What Are Gravitational Waves?

Gravitational waves are ripples in spacetime that travel at the speed of light. Albert Einstein first predicted them in 1918, as a consequence of his theory of General Relativity published in 1915.
After more than 50 years of experimental challenges during which the gravitational waves remain elusive, they have finally been detected on Earth a century later, on 14th September 2015.

What are these mysterious waves and why is it so difficult to detect them? As their name suggests, gravitational waves are a consequence of gravitation. In General Relativity, gravity can be interpreted a consequence of the shape of spacetime. In fact, Einstein’s equations state that the presence of a massive body deforms the spacetime around it. We can imagine the fabric of spacetime as a rubber sheet. When we place a sphere on it, the sheet will be deformed, and everything moving on it will follow this curvature.

Artist's impression of space-time
Artist’s impression of spacetime curved by a massive body.

The same happens with spacetime: a test mass passing close to a massive object, will follow the curvature of the spacetime around the massive object, which we observe as the “attractive” force we refer to as gravity. Light travels in straight lines in flat spacetime, but close to a massive object light will also follows the curvature of the spacetime around the massive object. As a consequence, it looks like the light is also “attracted” toward the massive object.

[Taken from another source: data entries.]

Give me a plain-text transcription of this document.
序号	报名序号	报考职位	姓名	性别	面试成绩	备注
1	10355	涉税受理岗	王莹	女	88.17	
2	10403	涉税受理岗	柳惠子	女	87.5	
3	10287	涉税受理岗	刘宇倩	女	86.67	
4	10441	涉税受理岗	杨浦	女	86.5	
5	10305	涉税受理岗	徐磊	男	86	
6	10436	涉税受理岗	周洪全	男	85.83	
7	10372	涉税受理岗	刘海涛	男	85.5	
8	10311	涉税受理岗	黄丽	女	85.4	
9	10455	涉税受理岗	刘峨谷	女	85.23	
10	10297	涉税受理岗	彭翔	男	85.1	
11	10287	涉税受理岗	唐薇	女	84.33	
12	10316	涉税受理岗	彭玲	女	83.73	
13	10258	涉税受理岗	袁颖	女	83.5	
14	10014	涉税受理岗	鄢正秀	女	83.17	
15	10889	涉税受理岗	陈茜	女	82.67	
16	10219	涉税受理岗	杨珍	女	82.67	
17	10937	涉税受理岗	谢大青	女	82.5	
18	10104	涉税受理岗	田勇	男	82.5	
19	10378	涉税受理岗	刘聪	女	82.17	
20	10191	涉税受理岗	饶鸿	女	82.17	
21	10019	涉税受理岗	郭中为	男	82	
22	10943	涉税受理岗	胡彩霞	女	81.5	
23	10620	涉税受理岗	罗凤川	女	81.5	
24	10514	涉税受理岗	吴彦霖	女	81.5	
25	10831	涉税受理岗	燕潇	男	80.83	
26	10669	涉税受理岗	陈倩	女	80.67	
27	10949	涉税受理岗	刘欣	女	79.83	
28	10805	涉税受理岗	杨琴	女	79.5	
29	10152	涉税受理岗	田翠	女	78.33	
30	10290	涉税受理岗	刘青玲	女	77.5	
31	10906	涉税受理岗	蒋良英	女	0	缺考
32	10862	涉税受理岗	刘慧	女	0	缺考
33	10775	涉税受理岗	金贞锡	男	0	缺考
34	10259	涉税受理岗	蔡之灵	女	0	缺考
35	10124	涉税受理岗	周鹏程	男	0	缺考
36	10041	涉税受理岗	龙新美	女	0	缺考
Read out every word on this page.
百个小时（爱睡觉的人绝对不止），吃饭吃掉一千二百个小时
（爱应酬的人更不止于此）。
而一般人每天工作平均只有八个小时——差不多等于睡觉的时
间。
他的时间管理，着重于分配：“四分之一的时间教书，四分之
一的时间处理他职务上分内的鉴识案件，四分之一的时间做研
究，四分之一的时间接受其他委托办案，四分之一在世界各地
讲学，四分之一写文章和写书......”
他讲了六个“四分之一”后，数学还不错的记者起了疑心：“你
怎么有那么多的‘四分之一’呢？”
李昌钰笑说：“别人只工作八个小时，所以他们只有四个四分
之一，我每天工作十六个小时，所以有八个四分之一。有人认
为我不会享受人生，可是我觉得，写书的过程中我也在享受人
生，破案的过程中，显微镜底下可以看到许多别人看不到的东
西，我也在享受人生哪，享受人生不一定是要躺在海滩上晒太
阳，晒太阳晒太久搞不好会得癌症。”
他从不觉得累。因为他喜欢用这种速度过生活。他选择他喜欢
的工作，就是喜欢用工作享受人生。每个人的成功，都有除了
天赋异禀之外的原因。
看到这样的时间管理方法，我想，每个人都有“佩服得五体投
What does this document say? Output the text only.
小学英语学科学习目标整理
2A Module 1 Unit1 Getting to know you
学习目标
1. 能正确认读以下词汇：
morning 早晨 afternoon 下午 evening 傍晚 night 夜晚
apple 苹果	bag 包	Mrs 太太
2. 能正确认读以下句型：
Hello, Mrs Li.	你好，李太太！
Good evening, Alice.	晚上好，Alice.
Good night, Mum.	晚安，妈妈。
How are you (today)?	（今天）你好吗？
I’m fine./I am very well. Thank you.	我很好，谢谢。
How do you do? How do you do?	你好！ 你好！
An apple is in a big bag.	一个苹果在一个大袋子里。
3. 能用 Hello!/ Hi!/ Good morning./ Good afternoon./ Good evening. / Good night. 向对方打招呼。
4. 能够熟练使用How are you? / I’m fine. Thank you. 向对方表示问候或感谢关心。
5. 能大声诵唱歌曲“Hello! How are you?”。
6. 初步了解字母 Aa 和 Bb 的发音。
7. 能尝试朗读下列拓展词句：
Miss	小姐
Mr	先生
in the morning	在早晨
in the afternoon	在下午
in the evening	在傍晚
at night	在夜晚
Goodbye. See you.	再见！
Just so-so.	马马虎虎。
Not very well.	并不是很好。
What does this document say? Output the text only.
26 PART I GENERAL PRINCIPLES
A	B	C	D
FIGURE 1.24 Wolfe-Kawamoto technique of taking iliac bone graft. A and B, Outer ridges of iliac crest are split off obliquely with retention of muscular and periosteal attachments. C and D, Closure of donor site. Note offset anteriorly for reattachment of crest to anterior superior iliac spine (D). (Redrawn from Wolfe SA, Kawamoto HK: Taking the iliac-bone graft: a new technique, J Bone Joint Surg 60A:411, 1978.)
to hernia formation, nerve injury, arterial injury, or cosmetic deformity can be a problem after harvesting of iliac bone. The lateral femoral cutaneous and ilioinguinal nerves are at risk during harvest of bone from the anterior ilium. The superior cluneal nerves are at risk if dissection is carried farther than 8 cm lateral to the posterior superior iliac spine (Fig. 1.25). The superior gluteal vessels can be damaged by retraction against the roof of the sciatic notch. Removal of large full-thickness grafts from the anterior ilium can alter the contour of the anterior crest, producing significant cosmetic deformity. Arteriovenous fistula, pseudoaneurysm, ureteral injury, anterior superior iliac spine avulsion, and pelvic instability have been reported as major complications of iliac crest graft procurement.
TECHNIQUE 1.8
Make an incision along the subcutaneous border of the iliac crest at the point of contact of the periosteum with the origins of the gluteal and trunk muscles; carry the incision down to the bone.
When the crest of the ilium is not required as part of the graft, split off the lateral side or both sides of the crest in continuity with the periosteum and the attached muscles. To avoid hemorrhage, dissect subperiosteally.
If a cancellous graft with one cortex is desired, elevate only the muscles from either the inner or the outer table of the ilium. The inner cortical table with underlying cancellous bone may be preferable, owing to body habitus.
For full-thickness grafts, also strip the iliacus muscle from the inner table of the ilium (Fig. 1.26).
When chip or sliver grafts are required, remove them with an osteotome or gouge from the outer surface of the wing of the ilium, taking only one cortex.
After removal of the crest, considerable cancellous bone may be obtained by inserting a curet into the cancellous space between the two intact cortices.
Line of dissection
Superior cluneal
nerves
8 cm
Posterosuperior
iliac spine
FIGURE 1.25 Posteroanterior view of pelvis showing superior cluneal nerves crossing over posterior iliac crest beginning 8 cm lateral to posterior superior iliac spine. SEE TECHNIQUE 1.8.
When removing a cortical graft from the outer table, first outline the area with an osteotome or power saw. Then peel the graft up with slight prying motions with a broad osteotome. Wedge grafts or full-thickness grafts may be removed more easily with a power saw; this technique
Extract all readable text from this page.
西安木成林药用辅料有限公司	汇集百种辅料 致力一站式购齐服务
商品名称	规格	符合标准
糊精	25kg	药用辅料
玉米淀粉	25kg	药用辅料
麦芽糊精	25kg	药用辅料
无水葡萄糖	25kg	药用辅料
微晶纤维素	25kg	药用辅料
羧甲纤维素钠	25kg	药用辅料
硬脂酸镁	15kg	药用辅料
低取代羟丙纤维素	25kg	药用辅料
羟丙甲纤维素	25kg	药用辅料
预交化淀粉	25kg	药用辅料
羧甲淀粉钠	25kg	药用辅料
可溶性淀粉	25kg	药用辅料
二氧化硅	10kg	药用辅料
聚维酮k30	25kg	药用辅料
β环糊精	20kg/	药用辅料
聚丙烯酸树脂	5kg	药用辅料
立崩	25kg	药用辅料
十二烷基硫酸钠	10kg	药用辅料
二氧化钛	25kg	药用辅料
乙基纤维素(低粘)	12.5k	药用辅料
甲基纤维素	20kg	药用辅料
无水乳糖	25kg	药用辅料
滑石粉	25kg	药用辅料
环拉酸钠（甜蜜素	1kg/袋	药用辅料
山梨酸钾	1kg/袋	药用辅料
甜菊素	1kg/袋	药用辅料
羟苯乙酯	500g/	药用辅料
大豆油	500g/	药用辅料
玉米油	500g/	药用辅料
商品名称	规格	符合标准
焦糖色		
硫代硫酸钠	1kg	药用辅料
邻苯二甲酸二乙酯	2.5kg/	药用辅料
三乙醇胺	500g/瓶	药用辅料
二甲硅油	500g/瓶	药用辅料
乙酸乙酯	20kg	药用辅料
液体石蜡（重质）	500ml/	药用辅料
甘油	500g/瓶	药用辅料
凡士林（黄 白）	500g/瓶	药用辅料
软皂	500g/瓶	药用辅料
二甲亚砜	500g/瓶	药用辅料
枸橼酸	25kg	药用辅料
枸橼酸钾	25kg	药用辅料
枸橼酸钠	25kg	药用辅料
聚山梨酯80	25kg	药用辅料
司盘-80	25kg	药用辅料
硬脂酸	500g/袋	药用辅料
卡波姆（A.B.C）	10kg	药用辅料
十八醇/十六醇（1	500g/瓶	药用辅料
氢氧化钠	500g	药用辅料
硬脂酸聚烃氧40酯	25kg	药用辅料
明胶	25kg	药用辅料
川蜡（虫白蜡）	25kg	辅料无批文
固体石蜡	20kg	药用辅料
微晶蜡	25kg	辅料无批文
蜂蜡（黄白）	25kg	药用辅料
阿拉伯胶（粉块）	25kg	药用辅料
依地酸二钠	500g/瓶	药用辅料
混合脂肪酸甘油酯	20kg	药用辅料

This is not easy to imagine, because we are living in this same spacetime. However, we can measure such curvature, by looking for instance at the deviation of the path of light coming from faraway stars that are close to the Sun in our view of the sky. This deflection of the light coming from stars behind the Sun was observed for the first time in 1919 during a solar eclipse, providing one of the first tests of the General Relativity.

Artist's impression of a gravitational wave.
Artist’s impression of a gravitational wave. In this example, spacetime is perturbed by the motion of two black holes rotating around each other ( Credits: Swinburne Astronomy Productions). Gravitational waves appear when some event perturbs the curvature of spacetime. We can think of a drop falling in a pond. It perturbs the water surface, and this perturbation propagates outwards in the water as a mechanical wave. In a similar way, when spacetime is perturbed, gravitational waves are generated and they propagate outwards at the speed of light (~300000 km/s).

What events can induce these perturbations in the fabric of spacetime? In principle, any asymmetric motion of mass could generate a gravitational wave. We can think of it as a “spacetime quake”. For instance, this happens when two black holes or neutron stars are orbiting quickly around each other, or during the Big Bang, the event that gave birth to our Universe. Rotating neutron stars or stellar explosions like supernovae may also emit gravitational waves, as well as other unknown phenomena that future detectors will discover.

Only the most powerful of these events may emit gravitational waves powerful enough to be detected on Earth. In fact, gravity is an extremely faint force, and as a consequence the effects of gravitational waves are very small and difficult to detect. On Earth, the passage of a gravitational wave will alternatively stretch and squeeze the distance between two objects, in a different way along two perpendicular directions. Detectors like Advanced Virgo will experience the lengths of its two arms oscillate, at the same frequency of the incoming gravitational wave. However, this effect is very tiny. As an example, the gravitational wave generated by the merging of two neutron stars in a galaxy close to ours will stretch the distance Earth-Sun (150 million of km) by the size of an atom. Detecting such tiny distance variations is a big challenge and is the main goal of an instrument like Virgo.

 

 

Exagerated distance variations induced by a gravitational wave passing through a circle of masses
Deformation of the spacetime between a ring of test masses induced by the passage of a gravitational wave. Here the effect is widely magnified to show the phenomenon.

The study of gravitational waves will provide us with a deeper insight on these extreme phenomena, and help us to probe the laws of gravitation.
More and more gravitational wave signals will be clearly detected in the coming years by the advanced generation of gravitational observatories like Advanced Virgo and Advanced LIGO, opening a new era in the study of the cosmos.